Download or read book Rethinking the Weimar Republic written by Anthony McElligott and published by A&C Black. This book was released on 2013-12-19 with total page 381 pages. Available in PDF, EPUB and Kindle. Book excerpt: “McElligott's impressive mastery of an enormous body of research guides him on a distinctive path through the dense thickets of Weimar historiography to a provocative new interpretation of the nature of authority in Germany's first democracy.” Sir Ian Kershaw, Emeritus Professor of Modern History at the University of Sheffield, UK This study challenges conventional approaches to the history of the Weimar Republic by stretching its chronological-political parameters from 1916 to 1936, arguing that neither 1918 nor 1933 constituted distinctive breaks in early 20th-century German history. This book: - Covers all of the key debates such as inheritance of the past, the nature of authority and culture - Rethinks topics of traditional concern such as the economy, Article 48, the Nazi vote and political violence - Discusses hitherto neglected areas, such as provincial life and politics, the role of law and Republican cultural politics

Book Rethinking the Weimar Republic

Download or read book Rethinking the Weimar Republic written by Anthony McElligott and published by A&C Black. This book was released on 2013-12-19 with total page 384 pages. Available in PDF, EPUB and Kindle. Book excerpt: “McElligott's impressive mastery of an enormous body of research guides him on a distinctive path through the dense thickets of Weimar historiography to a provocative new interpretation of the nature of authority in Germany's first democracy.” Sir Ian Kershaw, Emeritus Professor of Modern History at the University of Sheffield, UK This study challenges conventional approaches to the history of the Weimar Republic by stretching its chronological-political parameters from 1916 to 1936, arguing that neither 1918 nor 1933 constituted distinctive breaks in early 20th-century German history.
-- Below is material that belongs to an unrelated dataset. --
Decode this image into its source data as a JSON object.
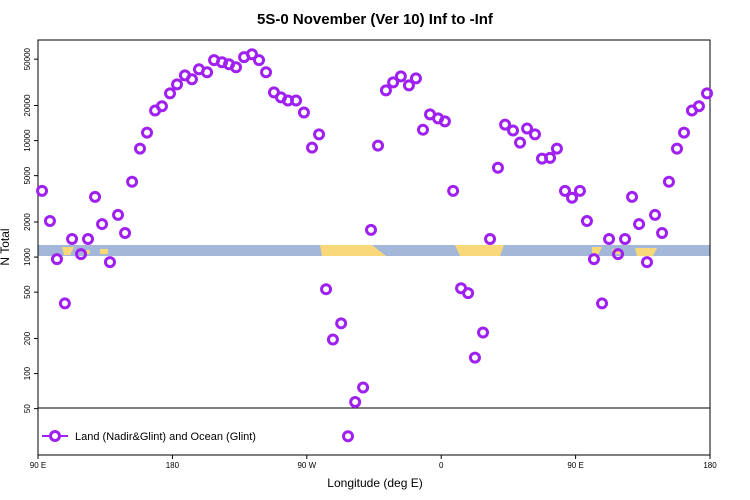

This book: - Covers all of the key debates such as inheritance of the past, the nature of authority and culture - Rethinks topics of traditional concern such as the economy, Article 48, the Nazi vote and political violence - Discusses hitherto neglected areas, such as provincial life and politics, the role of law and Republican cultural politics

Book Statistics and the German State  1900 1945

Download or read book Statistics and the German State 1900 1945 written by J. Adam Tooze and published by Cambridge University Press. This book was released on 2001-09-06 with total page 348 pages. Available in PDF, EPUB and Kindle. Book excerpt: This book considers statistical innovation, 1900-45, in the Weimar Republic and the Third Reich.